Extracting or Manipulating Substrings
Manipulating substrings may be necessary for different reasons. The typical ones are:
- cleaning data
- preparing data for aggregation or grouping
Data cleaning may include removing or replacing characters to repair a string that looks like mistyped, as well as removing invalid data that should not have been there. You may be particularly interested in analyzing only part of a text field, such as the domain name of an email address. Etleap Wrangler offers two main types of transformations for manipulating strings:
- based on another string or a regular expression (regex )
- based on position
Wrangler offers various transforms that differ in their outcomes. Some of them work with both regex and positional numbers; some allow only one of them.
The Complete List of String Transformations
- Extract from a column
- Cut a column
- Split a column
- Edit text in columns
The table below provides a summary of available transforms and their use cases.
Purpose | Operation | Method(s) | Wrangler steps(s) |
---|---|---|---|
Data cleaning | Trimming | regex and position | Cut column, Edit text |
Data cleaning | Replacement | regex and position | Edit text |
Data aggregation | Matching | regex | Extract from a column, Cut a column, Split a column |
Keeping the Original Column
Some transforms will keep the original column; some do not. The table below provides an overview:
Wrangler step | Original column is kept? |
---|---|
Extract from a column | Remains unchanged; a new column is created for the results |
Cut a column | Is changed; transformations happen directly in the original column |
Split a column | Is dropped; a new column is created for the results |
Edit text in columns | Is changed; transformations happen directly in the original column |
Transform String Columns Using String or Regex
The Max Field
All transforms that use regex have a “Max” field which allows you to control the maximum number of matches to be found. For instance, if you set this parameter to “Once”, and there are two possible matches, the transform will catch only the first one.
Note
Although this is rarely the case, if you have very inconsistent data in the string column, and do not know how many times the substring will show up there, use “Other” or “Repeatedly” and set the maximum split a bit beyond your actual expectations. This may create empty columns, but you can always drop them afterward. It prevents you from losing any data.
Extract Strings
Extract from a column will match the expression with the string values in the column and put the matches in a new column.

Cut Strings
Cut columns will remove the matching phrases from the column. The records in the original column that have no matches will remain unchanged.

Split Strings
Split a column will treat each regex match as a delimiter: a point where a string should be divided. The delimiter won’t be saved anywhere in the dataset after the transformation is performed.
The results can be stored as either columns or rows.
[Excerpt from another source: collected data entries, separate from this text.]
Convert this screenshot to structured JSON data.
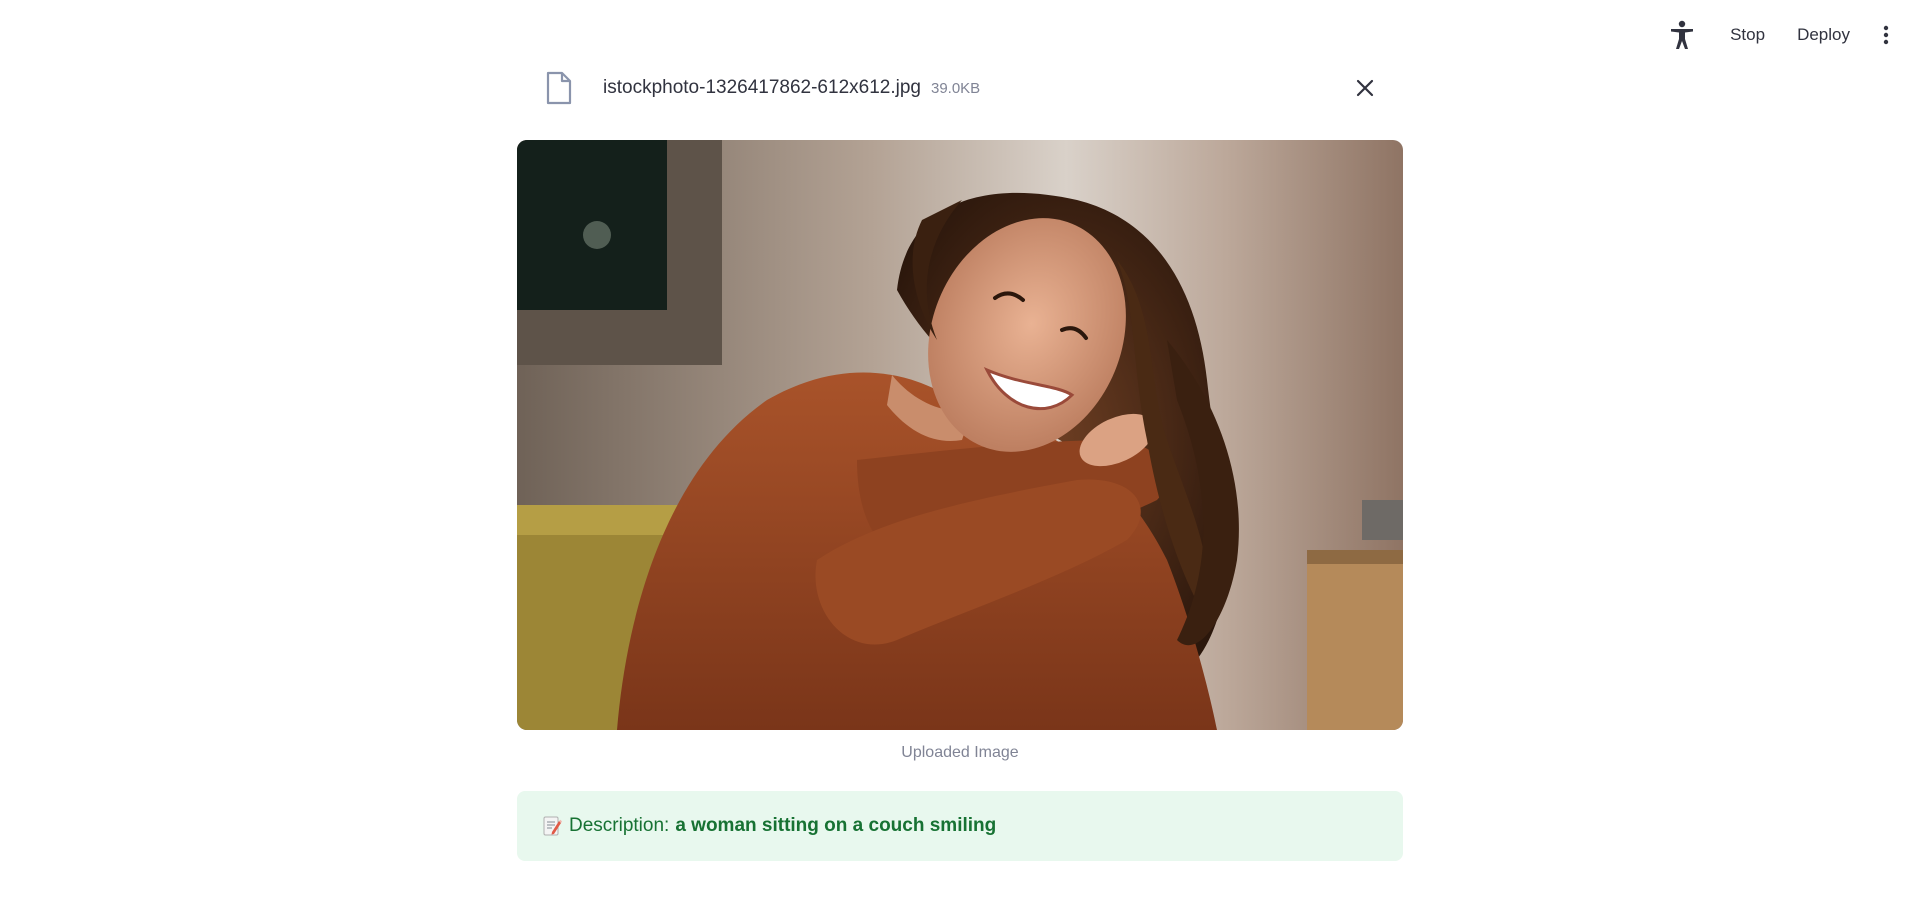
{
  "toolbar": {
    "accessibility_icon": "running-person-icon",
    "stop_label": "Stop",
    "deploy_label": "Deploy",
    "menu_icon": "vertical-ellipsis-icon"
  },
  "file": {
    "icon": "file-icon",
    "name": "istockphoto-1326417862-612x612.jpg",
    "size": "39.0KB",
    "close_icon": "close-icon"
  },
  "image": {
    "alt": "Uploaded Image",
    "caption": "Uploaded Image"
  },
  "description": {
    "emoji": "memo-icon",
    "label": "Description:",
    "text": "a woman sitting on a couch smiling",
    "colors": {
      "background": "#e8f8ee",
      "text": "#177233"
    }
  }
}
Splitting a Column Into Multiple Rows
If you choose to save the results as rows, the original record will be duplicated for each match, with only the split column having different values. The values in other columns will be the same for every new row. This is helpful if you’ve got a list of integers or strings in a column and want to unfold it.

Dealing With Quotes Within the Strings
Split a column once allows you to exclude quotes from regex matching. The “quote” character is the one that surrounds a quote. When a phrase is quoted, then separators that appear within the quotes are not treated as separators.

Edit Strings
Edit text can trim strings or modify them by replacing a pattern with another string. It requires a definition of the target replacement in the “To” field. You can leave it empty to shorten strings or specify a substring to edit the original string.

Predefined Expressions
Check the dropdown menu of the “On” field to find out which regular expressions are available in the Wrangler. We prepared a few particularly useful ones, such as “IP address” and “New line”. To create your custom ones, use “Regular Expression” option from the dropdown.
Extract Substrings by Position Number
You can extract a substring by specifying where it should start and end in the original string with position numbers.
Extract Strings
Extract from a column will take the substring between the start and end position and copy it into a new column.

Cut Strings
Cut a column once will remove everything except a part of the original string which is not between the start and the end position.

Split Strings
Split column will break the original string into multiple ones bases on the end position. It can deliver results as either columns or rows but won’t keep the original column. The positional argument in “Split column” must be specified as a number or list of numbers separated with a comma. The first number in the row defines the end position for the first substring; it takes a part of the original string from the beginning and to the end position inclusively. The second number in the row defines the end position of the second piece, but this piece will only start where the first one ended. And so on with the third and fourth parts, etc. When the Wrangler arrives at the end of the row, it places the remaining part of the original string into a separate column.